Critical Reviews in Food Science and Nutrition

DOI

10.1080/10408398.2020.1722941

PMID

32072820

PMCID

PMC7434715

PubMedCentral® Posted Date

1-1-2022

PubMedCentral® Full Text Version

Author MSS

Published Open-Access

yes

Keywords

Cardiovascular Diseases, Cardiovascular System, Dairy Products, Diet, Dietary Fats, Humans, Obesity, Risk Factors, Dairy, dialogue mapping, cardiovascular disease

Abstract

Dairy has been described as everything from a superfood to a poison; yet, arguments, assumptions, and data justifying these labels are not always clear. We used an issue-based information system, “dialogue mapping™,” to summarize scientific points of a live panel discussion on the putative effects of dairy on cardiovascular diseases (CVD) from a day-long session among experts in nutrition and CVD. Dialogue mapping captures relations among ideas to explicitly, logically, and visually connect issues/questions, ideas, pro/con arguments, and agreements, even if discussed at different times. Experts discussed two propositions: for CVD risk, consumption of full-fat dairy products, 1) should be minimized, in part because of their saturated fat content, or 2) need not be minimized, despite their saturated fat content.

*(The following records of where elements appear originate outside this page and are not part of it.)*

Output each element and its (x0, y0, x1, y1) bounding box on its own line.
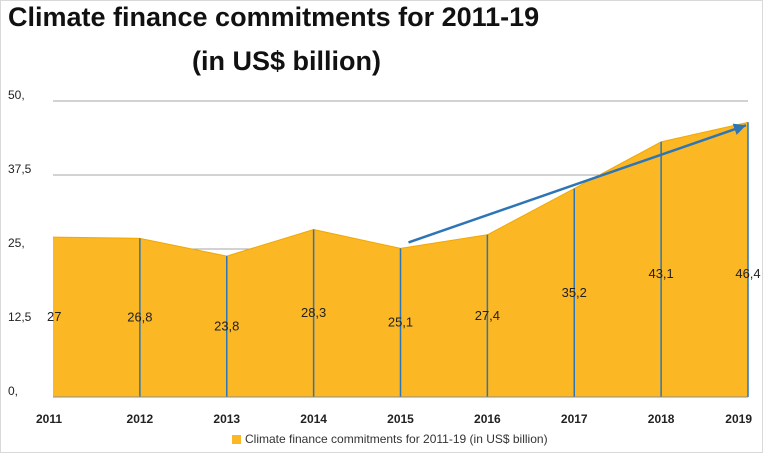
data-label: 35,2 (562, 285, 587, 300)
x-tick-label: 2015 (387, 412, 414, 426)
y-tick-label: 12,5 (8, 310, 32, 324)
data-label: 26,8 (127, 310, 152, 325)
trend-arrow-head (732, 123, 746, 135)
data-label: 43,1 (648, 266, 673, 281)
data-label: 27 (47, 309, 61, 324)
y-tick-label: 50, (8, 88, 25, 102)
data-label: 23,8 (214, 319, 239, 334)
data-label: 46,4 (735, 266, 760, 281)
legend[interactable]: Climate finance commitments for 2011-19 … (232, 432, 548, 446)
y-tick-label: 0, (8, 384, 18, 398)
chart-subtitle: (in US$ billion) (192, 46, 381, 76)
y-tick-label: 37,5 (8, 162, 32, 176)
trend-arrow-line (408, 124, 747, 244)
x-tick-label: 2019 (725, 412, 752, 426)
x-tick-label: 2013 (213, 412, 240, 426)
legend-swatch (232, 434, 241, 444)
x-tick-label: 2018 (648, 412, 675, 426)
x-tick-label: 2014 (300, 412, 327, 426)
chart-title: Climate finance commitments for 2011-19 (8, 2, 540, 32)
x-tick-label: 2012 (127, 412, 154, 426)
legend-label: Climate finance commitments for 2011-19 … (245, 432, 548, 446)
x-tick-label: 2011 (36, 412, 62, 426)
x-tick-label: 2016 (474, 412, 501, 426)
data-label: 28,3 (301, 305, 326, 320)
data-label: 27,4 (475, 308, 500, 323)
y-tick-label: 25, (8, 236, 25, 250)
data-label: 25,1 (388, 315, 413, 330)
x-tick-label: 2017 (561, 412, 588, 426)
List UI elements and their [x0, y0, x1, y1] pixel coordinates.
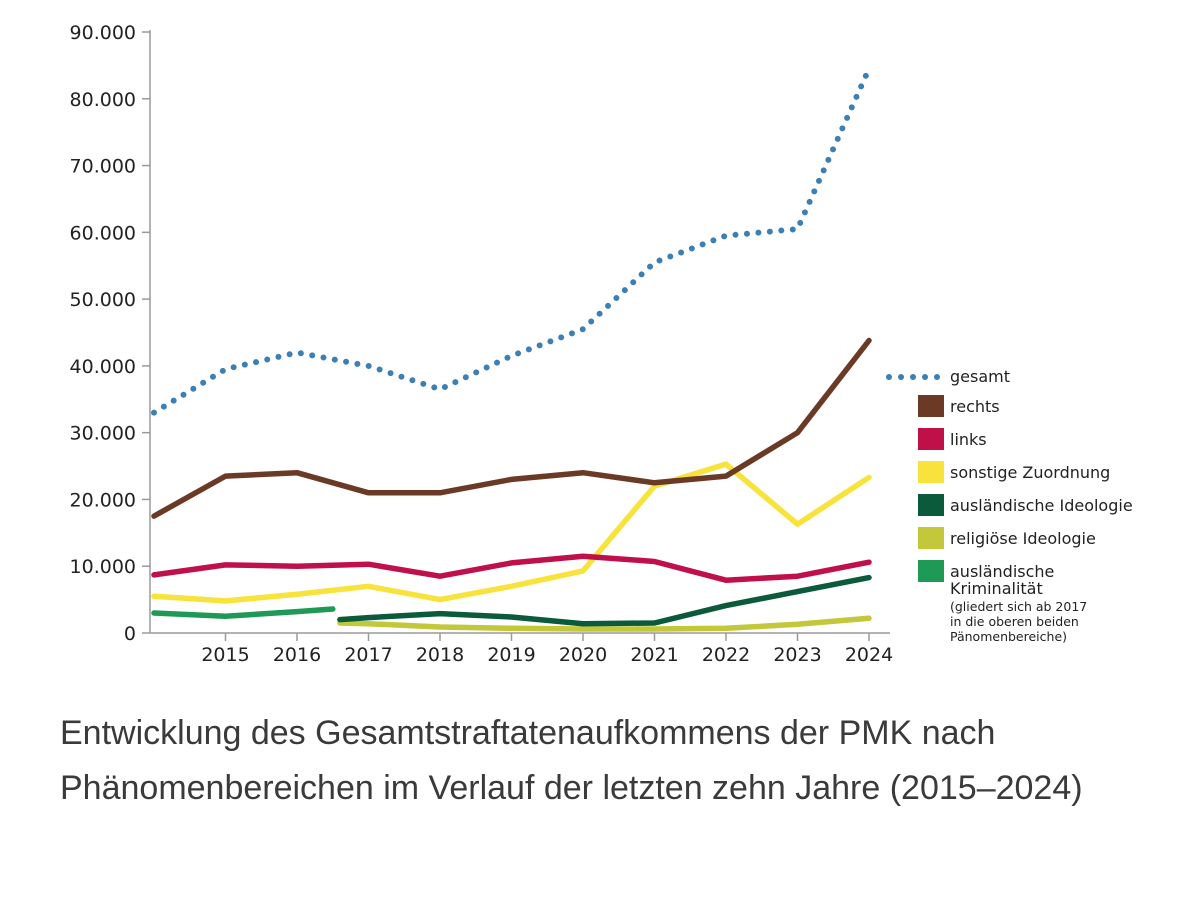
- series-line-rechts: [151, 337, 872, 519]
- legend-dot: [886, 374, 892, 380]
- x-tick-label: 2015: [201, 644, 249, 666]
- y-tick-label: 60.000: [70, 222, 136, 244]
- legend-label-religioese-ideologie: religiöse Ideologie: [950, 529, 1096, 548]
- legend: gesamt rechts links sonstige Zuordnung auslä…: [886, 367, 1133, 644]
- series-line-auslaendische-kriminalitaet: [151, 606, 336, 620]
- line-chart: 0 10.000 20.000 30.000 40.000 50.000 60.000 70.…: [70, 22, 1133, 666]
- series-line-links: [151, 553, 872, 583]
- series-line-auslaendische-ideologie: [337, 574, 872, 627]
- legend-dot: [922, 374, 928, 380]
- legend-swatch-rechts: [918, 395, 944, 417]
- series-layer: [151, 65, 872, 632]
- y-tick-label: 0: [124, 623, 136, 645]
- legend-note: in die oberen beiden: [950, 614, 1079, 629]
- x-tick-label: 2017: [344, 644, 392, 666]
- y-tick-label: 90.000: [70, 22, 136, 44]
- y-tick-label: 80.000: [70, 89, 136, 111]
- legend-note: (gliedert sich ab 2017: [950, 599, 1087, 614]
- x-tick-label: 2016: [273, 644, 321, 666]
- y-tick-label: 70.000: [70, 156, 136, 178]
- y-tick-label: 10.000: [70, 556, 136, 578]
- legend-swatch-links: [918, 428, 944, 450]
- y-tick-label: 20.000: [70, 489, 136, 511]
- legend-label-auslaendische-ideologie: ausländische Ideologie: [950, 496, 1133, 515]
- y-tick-label: 40.000: [70, 356, 136, 378]
- y-axis: 0 10.000 20.000 30.000 40.000 50.000 60.000 70.…: [70, 22, 151, 645]
- x-tick-label: 2020: [559, 644, 607, 666]
- legend-label-auslaendische-kriminalitaet: ausländische: [950, 562, 1054, 581]
- legend-swatch-sonstige-zuordnung: [918, 461, 944, 483]
- x-tick-label: 2024: [845, 644, 893, 666]
- legend-dot: [898, 374, 904, 380]
- legend-dot: [934, 374, 940, 380]
- series-line-gesamt: [151, 65, 872, 416]
- legend-dot: [910, 374, 916, 380]
- x-tick-label: 2021: [630, 644, 678, 666]
- legend-note: Pänomenbereiche): [950, 629, 1067, 644]
- y-tick-label: 50.000: [70, 289, 136, 311]
- series-line-religioese-ideologie: [337, 615, 872, 632]
- x-tick-label: 2023: [773, 644, 821, 666]
- x-tick-label: 2022: [702, 644, 750, 666]
- x-tick-label: 2019: [487, 644, 535, 666]
- legend-swatch-auslaendische-kriminalitaet: [918, 560, 944, 582]
- x-tick-label: 2018: [416, 644, 464, 666]
- legend-swatch-auslaendische-ideologie: [918, 494, 944, 516]
- x-axis: 2015 2016 2017 2018 2019 2020 2021 2022 2023 2024: [150, 632, 893, 666]
- legend-label-rechts: rechts: [950, 397, 1000, 416]
- legend-label-sonstige-zuordnung: sonstige Zuordnung: [950, 463, 1110, 482]
- y-tick-label: 30.000: [70, 423, 136, 445]
- legend-label-gesamt: gesamt: [950, 367, 1010, 386]
- legend-label-auslaendische-kriminalitaet: Kriminalität: [950, 579, 1043, 598]
- series-line-sonstige-zuordnung: [151, 461, 872, 604]
- legend-label-links: links: [950, 430, 987, 449]
- legend-swatch-religioese-ideologie: [918, 527, 944, 549]
- chart-caption: Entwicklung des Gesamtstraftatenaufkomme…: [60, 714, 1083, 807]
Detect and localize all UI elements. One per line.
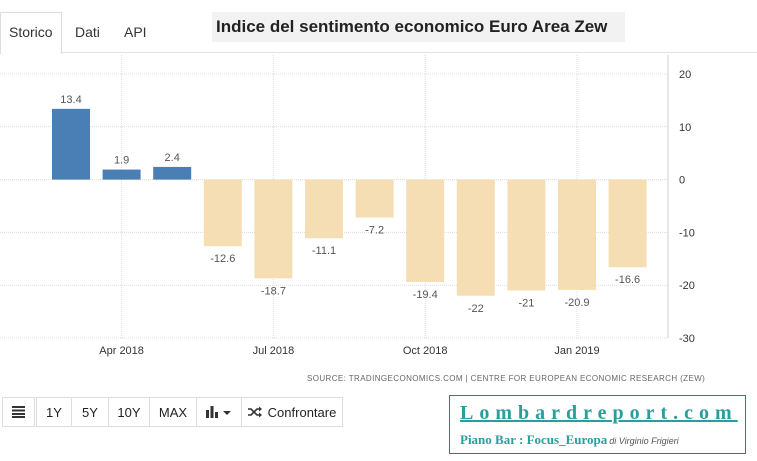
table-view-button[interactable] — [2, 397, 35, 427]
bar-value-label: 13.4 — [60, 94, 81, 106]
bar[interactable] — [52, 108, 90, 180]
label-layer: 13.4 1.9 2.4 -12.6 -18.7 -11.1 -7.2 -19.4 -22 -21… — [60, 94, 640, 315]
x-tick-label: Oct 2018 — [403, 345, 448, 357]
compare-button[interactable]: Confrontare — [241, 397, 343, 427]
range-max-button[interactable]: MAX — [149, 397, 197, 427]
bar-value-label: 2.4 — [165, 152, 180, 164]
title-background — [212, 12, 625, 42]
range-5y-button[interactable]: 5Y — [71, 397, 109, 427]
bar[interactable] — [254, 179, 293, 279]
y-tick-label: 20 — [679, 69, 691, 81]
axis-layer: 20 10 0 -10 -20 -30 Apr 2018 Jul 2018 Oct 2018 Ja… — [99, 55, 695, 357]
tab-bar: Storico Dati API — [0, 0, 757, 54]
bar[interactable] — [305, 179, 343, 239]
range-10y-button[interactable]: 10Y — [108, 397, 150, 427]
compare-label: Confrontare — [267, 404, 337, 420]
bar-value-label: -16.6 — [615, 274, 640, 286]
chart-type-button[interactable] — [196, 397, 242, 427]
table-icon — [12, 406, 25, 418]
y-tick-label: 10 — [679, 122, 691, 134]
source-note: SOURCE: TRADINGECONOMICS.COM | CENTRE FO… — [307, 374, 706, 383]
logo-main-text: Lombardreport.com — [460, 402, 738, 424]
bar[interactable] — [153, 166, 192, 180]
logo-author: di Virginio Frigieri — [609, 436, 679, 446]
shuffle-icon — [247, 406, 262, 418]
bar-layer — [52, 108, 647, 296]
bar[interactable] — [608, 179, 647, 268]
watermark-logo: Lombardreport.com Piano Bar : Focus_Euro… — [449, 395, 746, 454]
bar-value-label: -7.2 — [365, 225, 384, 237]
bar[interactable] — [406, 179, 445, 283]
bar-chart: 13.4 1.9 2.4 -12.6 -18.7 -11.1 -7.2 -19.4 -22 -21… — [0, 55, 695, 357]
x-tick-label: Jan 2019 — [554, 345, 599, 357]
range-1y-button[interactable]: 1Y — [36, 397, 72, 427]
bar-value-label: -22 — [468, 303, 484, 315]
bar-chart-icon — [206, 406, 231, 418]
logo-sub-text: Piano Bar : Focus_Europa di Virginio Frig… — [460, 432, 679, 448]
chart-title: Indice del sentimento economico Euro Are… — [216, 17, 608, 36]
tab-api[interactable]: API — [124, 24, 147, 40]
bar[interactable] — [102, 169, 141, 180]
bar[interactable] — [203, 179, 242, 247]
bar-value-label: -12.6 — [210, 253, 235, 265]
y-tick-label: -10 — [679, 227, 695, 239]
bar-value-label: -20.9 — [564, 297, 589, 309]
bar[interactable] — [355, 179, 394, 218]
active-tab-frame — [0, 12, 62, 54]
x-tick-label: Apr 2018 — [99, 345, 144, 357]
bar-value-label: -21 — [518, 297, 534, 309]
bar-value-label: -18.7 — [261, 285, 286, 297]
tab-storico[interactable]: Storico — [9, 24, 53, 40]
bar[interactable] — [507, 179, 546, 291]
tab-dati[interactable]: Dati — [75, 24, 100, 40]
bar-value-label: 1.9 — [114, 155, 129, 167]
bar[interactable] — [558, 179, 596, 290]
x-tick-label: Jul 2018 — [253, 345, 295, 357]
bar-value-label: -11.1 — [312, 245, 336, 257]
logo-sub-title: Piano Bar : Focus_Europa — [460, 432, 608, 447]
bar-value-label: -19.4 — [413, 289, 438, 301]
y-tick-label: -30 — [679, 333, 695, 345]
y-tick-label: 0 — [679, 175, 685, 187]
chevron-down-icon — [223, 411, 231, 415]
bar[interactable] — [456, 179, 495, 296]
y-tick-label: -20 — [679, 280, 695, 292]
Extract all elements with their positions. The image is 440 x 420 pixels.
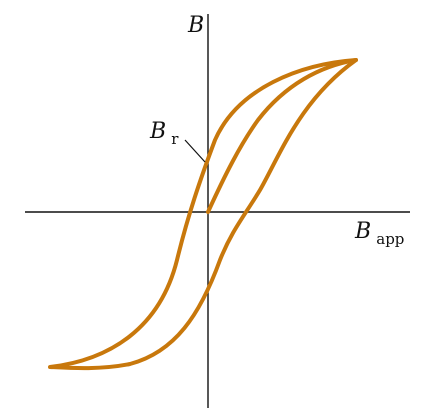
br-leader-line bbox=[184, 139, 206, 163]
b-axis-label: B bbox=[187, 13, 204, 38]
br-label-main: B bbox=[149, 119, 166, 144]
b-app-axis-label: B app bbox=[354, 219, 404, 248]
initial-magnetization-curve bbox=[206, 58, 358, 214]
b-app-label-main: B bbox=[354, 219, 371, 244]
br-label: B r bbox=[149, 119, 179, 148]
hysteresis-outer-branch bbox=[48, 58, 358, 371]
b-app-label-sub: app bbox=[376, 230, 404, 248]
br-label-sub: r bbox=[171, 130, 179, 148]
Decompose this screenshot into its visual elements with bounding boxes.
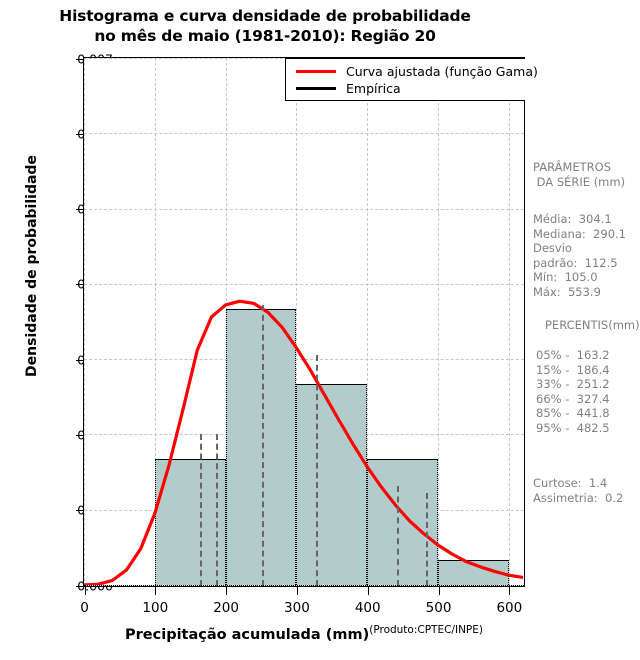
x-axis-tick-mark (367, 587, 369, 595)
x-axis-tick-label: 100 (142, 600, 169, 616)
chart-title-line-1: Histograma e curva densidade de probabil… (59, 7, 471, 25)
gridline-vertical (367, 58, 369, 586)
gridline-vertical (438, 58, 440, 586)
y-axis-tick-mark (76, 434, 83, 436)
legend-label-curva-ajustada: Curva ajustada (função Gama) (346, 64, 538, 79)
x-axis-label-source: (Produto:CPTEC/INPE) (369, 624, 483, 636)
x-axis-tick-label: 300 (284, 600, 310, 616)
histogram-bar (154, 459, 226, 585)
x-axis-label: Precipitação acumulada (mm)(Produto:CPTE… (83, 624, 525, 643)
histogram-bar (296, 383, 368, 585)
x-axis-tick-label: 0 (80, 600, 89, 616)
gamma-curve-path (84, 299, 523, 585)
x-axis-tick-mark (84, 587, 86, 595)
x-axis-tick-label: 400 (354, 600, 381, 616)
histogram-bar (225, 308, 297, 585)
y-axis-tick-mark (76, 585, 83, 587)
gridline-horizontal (84, 208, 524, 210)
x-axis-tick-mark (438, 587, 440, 595)
histogram-baseline (84, 585, 524, 586)
y-axis-tick-mark (76, 209, 83, 211)
x-axis-tick-mark (296, 587, 298, 595)
x-axis-tick-mark (509, 587, 511, 595)
chart-title-line-2: no mês de maio (1981-2010): Região 20 (94, 27, 436, 45)
y-axis-tick-mark (76, 58, 83, 60)
legend-swatch-line-red (296, 70, 336, 73)
fitted-gamma-curve (84, 299, 523, 585)
x-axis-label-text: Precipitação acumulada (mm) (125, 626, 370, 643)
params-values: Média: 304.1 Mediana: 290.1 Desvio padrã… (533, 212, 626, 299)
x-axis-tick-mark (155, 587, 157, 595)
y-axis-tick-mark (76, 284, 83, 286)
plot-area: 05%15%33%66%85%95% (83, 57, 525, 587)
legend-swatch-line-black (296, 87, 336, 90)
gridline-vertical (508, 58, 510, 586)
x-axis-tick-label: 600 (496, 600, 523, 616)
gridline-horizontal (84, 133, 524, 135)
chart-title: Histograma e curva densidade de probabil… (0, 6, 530, 46)
percentile-line-95 (425, 493, 428, 586)
gridline-horizontal (84, 283, 524, 285)
legend-item-curva-ajustada: Curva ajustada (função Gama) (296, 63, 538, 80)
chart-legend: Curva ajustada (função Gama) Empírica (285, 58, 538, 101)
percentis-heading: PERCENTIS(mm) (545, 318, 640, 332)
moments-values: Curtose: 1.4 Assimetria: 0.2 (533, 476, 624, 505)
y-axis-label: Densidade de probabilidade (24, 155, 40, 377)
x-axis-tick-label: 200 (213, 600, 239, 616)
percentile-line-85 (396, 485, 399, 586)
percentile-line-05 (199, 434, 202, 586)
percentis-values: 05% - 163.2 15% - 186.4 33% - 251.2 66% … (536, 348, 610, 435)
percentile-line-15 (215, 434, 218, 586)
params-heading: PARÂMETROS DA SÉRIE (mm) (533, 160, 626, 189)
percentile-line-66 (315, 355, 318, 586)
percentile-line-33 (261, 304, 264, 586)
gridline-vertical (84, 58, 85, 586)
gridline-vertical (296, 58, 298, 586)
legend-label-empirica: Empírica (346, 81, 401, 96)
x-axis-tick-mark (226, 587, 228, 595)
plot-inner: 05%15%33%66%85%95% (84, 58, 524, 586)
gridline-vertical (154, 58, 156, 586)
y-axis-tick-mark (76, 359, 83, 361)
legend-item-empirica: Empírica (296, 80, 401, 97)
y-axis-tick-mark (76, 510, 83, 512)
x-axis-tick-label: 500 (425, 600, 452, 616)
y-axis-tick-mark (76, 133, 83, 135)
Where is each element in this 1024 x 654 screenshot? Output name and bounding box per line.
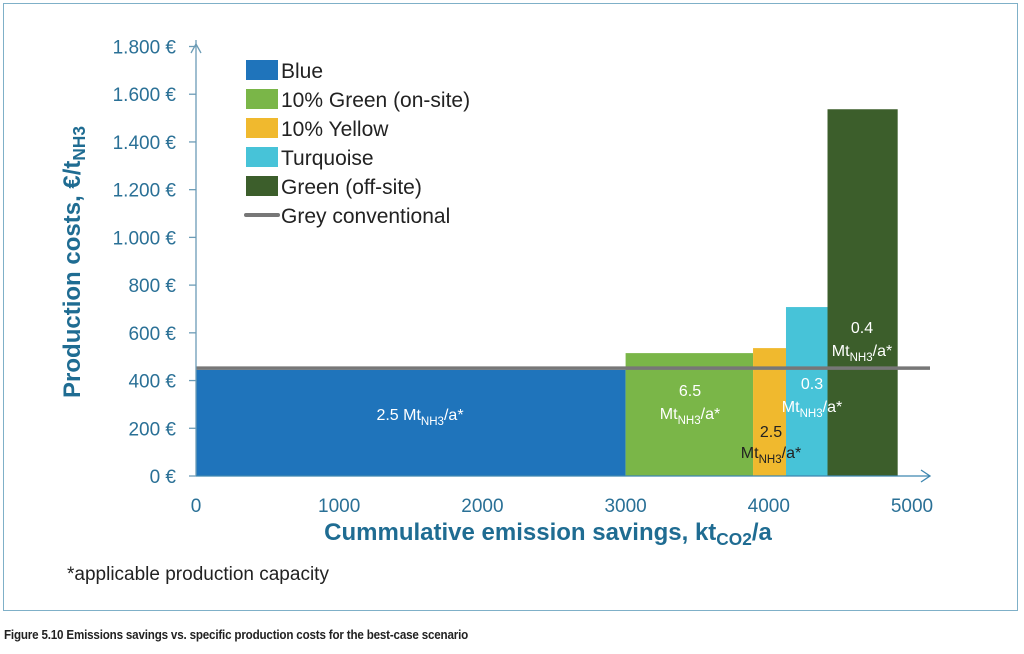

The panel discussed the dairy-CVD relation through blood lipids, diabetes, obesity, energy balance, blood pressure, dairy bioactives, biobehavioral components, and other putative causal pathways. Associations and effects reported in the literature have varied by fat content of dairy elements considered, study design, intake methods, and biomarker versus disease outcomes. Two conceptual topics emerged from the discussion: 1) individual variability: whether recommendations should be targeted only to those at high CVD risk; 2) quality of evidence: whether data on dairy-CVD relations are strong enough for reliable conclusions – positive, negative, or null. Future procedural improvements for science dialog mapping include using singular rather than competing propositions for discussion.